Propaganda pictures show the facility complete with pools and basketball hoops, as well as sun loungers, a fish pond, grotto and sauna.

On an island in the pool is a huge trophy – an apparent nod to the factory’s role making food for the country’s athletes.

Nobody is using the amenities in the photographs, with state-run media saying this was down to the time that they were taken.

Yet propaganda insists that “employees here enjoy the culture and emotional life as much as possible in the water playground”.

Pyongyang is already home to the Munsu Water Park, but the cost of entry means that it’s too expensive for ordinary citizens to visit.

And the reality of a factory work in the North is vastly different to propaganda, with past figures suggesting three out of four factories are inactive.

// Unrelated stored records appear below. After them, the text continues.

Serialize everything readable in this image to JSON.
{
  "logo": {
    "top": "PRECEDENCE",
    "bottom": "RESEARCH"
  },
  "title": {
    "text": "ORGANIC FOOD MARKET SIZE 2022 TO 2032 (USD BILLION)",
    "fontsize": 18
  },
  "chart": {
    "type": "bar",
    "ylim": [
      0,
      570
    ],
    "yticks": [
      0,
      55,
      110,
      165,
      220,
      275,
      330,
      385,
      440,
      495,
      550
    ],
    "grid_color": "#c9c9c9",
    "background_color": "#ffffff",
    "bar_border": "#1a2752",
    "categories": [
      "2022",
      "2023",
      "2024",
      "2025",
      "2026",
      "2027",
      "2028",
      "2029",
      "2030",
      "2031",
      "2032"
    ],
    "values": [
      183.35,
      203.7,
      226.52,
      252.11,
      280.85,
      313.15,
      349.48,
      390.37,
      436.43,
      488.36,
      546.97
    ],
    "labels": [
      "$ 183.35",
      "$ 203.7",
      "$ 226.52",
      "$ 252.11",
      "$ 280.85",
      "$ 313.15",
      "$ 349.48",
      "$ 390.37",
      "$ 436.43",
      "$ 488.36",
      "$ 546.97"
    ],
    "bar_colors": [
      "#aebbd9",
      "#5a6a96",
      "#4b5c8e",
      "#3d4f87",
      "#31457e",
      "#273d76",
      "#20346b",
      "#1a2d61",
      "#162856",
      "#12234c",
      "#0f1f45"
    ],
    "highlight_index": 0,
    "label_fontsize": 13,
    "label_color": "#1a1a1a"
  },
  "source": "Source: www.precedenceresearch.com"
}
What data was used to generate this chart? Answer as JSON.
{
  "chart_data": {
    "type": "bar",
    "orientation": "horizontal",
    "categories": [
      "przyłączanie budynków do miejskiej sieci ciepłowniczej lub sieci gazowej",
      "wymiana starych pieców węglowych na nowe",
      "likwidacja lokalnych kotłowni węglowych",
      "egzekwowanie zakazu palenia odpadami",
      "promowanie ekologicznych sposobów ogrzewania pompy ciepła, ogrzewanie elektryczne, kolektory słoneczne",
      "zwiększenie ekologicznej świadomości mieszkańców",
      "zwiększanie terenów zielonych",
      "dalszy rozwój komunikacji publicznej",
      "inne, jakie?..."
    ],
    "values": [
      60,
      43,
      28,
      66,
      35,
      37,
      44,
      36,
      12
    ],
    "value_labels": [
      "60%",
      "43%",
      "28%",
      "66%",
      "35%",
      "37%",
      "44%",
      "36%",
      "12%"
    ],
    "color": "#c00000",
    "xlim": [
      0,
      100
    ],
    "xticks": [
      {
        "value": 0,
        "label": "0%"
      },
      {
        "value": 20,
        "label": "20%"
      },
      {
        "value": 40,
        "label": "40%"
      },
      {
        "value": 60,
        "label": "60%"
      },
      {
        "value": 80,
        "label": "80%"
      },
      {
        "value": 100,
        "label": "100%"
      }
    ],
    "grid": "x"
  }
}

In his book about North Korea, The Impossible State, ex-Whitehouse advisor Victor Cha said factory workers often bribed their bosses to skip work.

He wrote: “Factory workers pay their foreman a bribe to be signed in as working on the state payroll, which has not paid them in months.”

“But then they spend the day fishing squid to sell in the markets.”

At other times the regime has relied on the “revolutionary zeal” of the people to make up for shortfalls in production, meaning long hours for workers.

It’s been called the Chollima Movement, after a mythical winged horse famed for its speed, as if to emphasise the rapid progress workers should make.

Dr Cha wrote: “The Chollima ideology drove massive inefficiencies in the economy because it always substituted long work hours for technological innovation.”